A Chinese immigrant, Williams, 51, often talks about her former life under the Communist leader Mao Zedong and about her personal journey to freedom in America. Now a real estate investor who lives in Parker, she came to the United States when she was 24 with $100 in her pocket. She didn’t know English. She won her party’s nomination in March. If elected to the U.S. Senate, Williams says she would try to abolish the Department of Education, curb crony capitalism and corporate welfare, and roll back the country’s mass surveillance programs.
As the website The Libertarian Republic points out, while registered Libertarians barely made the statewide 1 percent mark, they are represented at higher than 1 percent of registered voters in some of the 22 counties on Colorado’s Western Slope, where the Club 20 debate will take place. The website is urging Libertarians in Colorado to contact Club 20 and “demand” Williams be allowed to debate.
The Libertarian Party of Colorado isn’t going that far, says state chair Jay North.
Since Club 20 is a private, nonprofit group with its own bylaws, “There’s not a whole lot that we can do besides hope that they let us in,” North says.
North says the party is increasing its membership by about 100 voters a week, suggesting that if the Sept. 10 debate were four five weeks later, the state party might be able to crack the 1 percent needed. Plenty of Colorado voters likely agree with the principles of the Libertarian Party, which was founded in Colorado Springs in the early 1970s, he says. But, he adds, they just don’t know enough about the party to join.
“I think most of it is just education,” North says about what the party might do to bring in more people.
Williams says she asked Club 20 to reconsider, but was denied.
Club 20 director Reese didn’t respond to messages left at her office or her cell phone, but passed along a statement via email.
“CLUB 20 has longstanding rules to guide our candidate debates so they are fair and equitable to all parties,” she wrote. “Senate Candidate Williams did not meet the minimum threshold of registered voters required to be invited to participate.”
Founded in the 1950s, the organization is a coalition of businesses, groups, and local governments that represents 22 counties on Colorado’s Western Slope. Journalists and political observers make the trek from Denver, usually on the first Saturday after Labor Day, for the organization’s top-ticket debates. In 2014, Club 20 put on the first face-off between then-Democratic U.S. Sen. Mark Udall and then-GOP Congressman Cory Gardner.
If both major-party candidates for U.S. Senate show up Sept. 10, it will be the first time Democratic incumbent Michael Bennet and Republican Darryl Glenn, an El Paso County commissioner, will have confronted each other before an audience during the general election.

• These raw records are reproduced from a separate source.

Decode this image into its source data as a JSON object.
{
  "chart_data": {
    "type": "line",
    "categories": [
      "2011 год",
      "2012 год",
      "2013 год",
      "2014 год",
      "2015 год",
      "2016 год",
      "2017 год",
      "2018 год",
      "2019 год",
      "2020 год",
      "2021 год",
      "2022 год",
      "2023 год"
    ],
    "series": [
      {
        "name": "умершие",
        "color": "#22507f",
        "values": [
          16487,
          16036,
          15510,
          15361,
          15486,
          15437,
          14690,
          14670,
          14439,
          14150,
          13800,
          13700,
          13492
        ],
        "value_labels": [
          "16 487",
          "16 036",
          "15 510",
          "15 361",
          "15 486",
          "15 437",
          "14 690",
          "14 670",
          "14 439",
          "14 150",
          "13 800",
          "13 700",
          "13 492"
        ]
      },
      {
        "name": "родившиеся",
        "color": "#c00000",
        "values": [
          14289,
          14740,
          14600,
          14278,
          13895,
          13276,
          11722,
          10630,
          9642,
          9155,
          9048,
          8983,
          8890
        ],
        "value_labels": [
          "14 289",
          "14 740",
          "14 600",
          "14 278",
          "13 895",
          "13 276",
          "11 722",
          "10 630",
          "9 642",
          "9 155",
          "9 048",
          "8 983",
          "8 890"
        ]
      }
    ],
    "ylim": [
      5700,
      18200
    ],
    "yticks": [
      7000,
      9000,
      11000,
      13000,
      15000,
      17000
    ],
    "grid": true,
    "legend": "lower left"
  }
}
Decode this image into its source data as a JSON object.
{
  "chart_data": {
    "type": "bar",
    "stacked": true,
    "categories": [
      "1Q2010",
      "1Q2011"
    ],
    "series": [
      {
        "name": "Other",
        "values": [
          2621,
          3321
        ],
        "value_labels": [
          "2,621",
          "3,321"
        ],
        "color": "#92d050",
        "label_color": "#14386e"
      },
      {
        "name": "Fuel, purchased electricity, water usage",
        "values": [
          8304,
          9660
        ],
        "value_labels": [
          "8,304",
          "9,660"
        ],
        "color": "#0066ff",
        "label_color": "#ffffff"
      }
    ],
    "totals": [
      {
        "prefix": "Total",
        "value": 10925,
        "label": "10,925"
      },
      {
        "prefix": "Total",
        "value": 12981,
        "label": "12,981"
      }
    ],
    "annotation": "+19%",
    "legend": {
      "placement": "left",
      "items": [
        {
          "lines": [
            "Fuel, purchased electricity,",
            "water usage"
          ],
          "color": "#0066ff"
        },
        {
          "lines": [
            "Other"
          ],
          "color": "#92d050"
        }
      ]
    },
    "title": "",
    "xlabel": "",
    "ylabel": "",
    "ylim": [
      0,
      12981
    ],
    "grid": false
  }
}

Last Friday, the two both showed up to a legislative barbecue at the State Fair in Pueblo, but avoided each other.
With Hillary Clinton and Donald Trump topping the presidential ticket, voters this election cycle might be looking at third-party candidates a little more closely, perhaps up and down the ballot.
“Certainly in this election year I think people are interested in a variety of opinions and perspectives on the issues,” says Gerry Cummins, vice president of the Colorado League of Women Voters. “What’s going on in national politics influences that but also the population of Colorado is changing. We’ve had so many new residents move to the state and they’re bringing those different perspectives with them. Plus the millennial vote— who knows what they are going to do and if they are going to show up.”
In Colorado, the Libertarian Party’s nominee for president, Gary Johnson, is polling around 16 percent, according to a recent Quinnipiac survey.
Green Party candidate Arn Menconi will be on the November ballot for U.S. Senate in Colorado, as will Unity Party member Bill Hammons. The Green Party has about 10,000 registered members in Colorado. The Unity Party has about 400. Neither of their Senate candidates qualify for the Club 20 debate.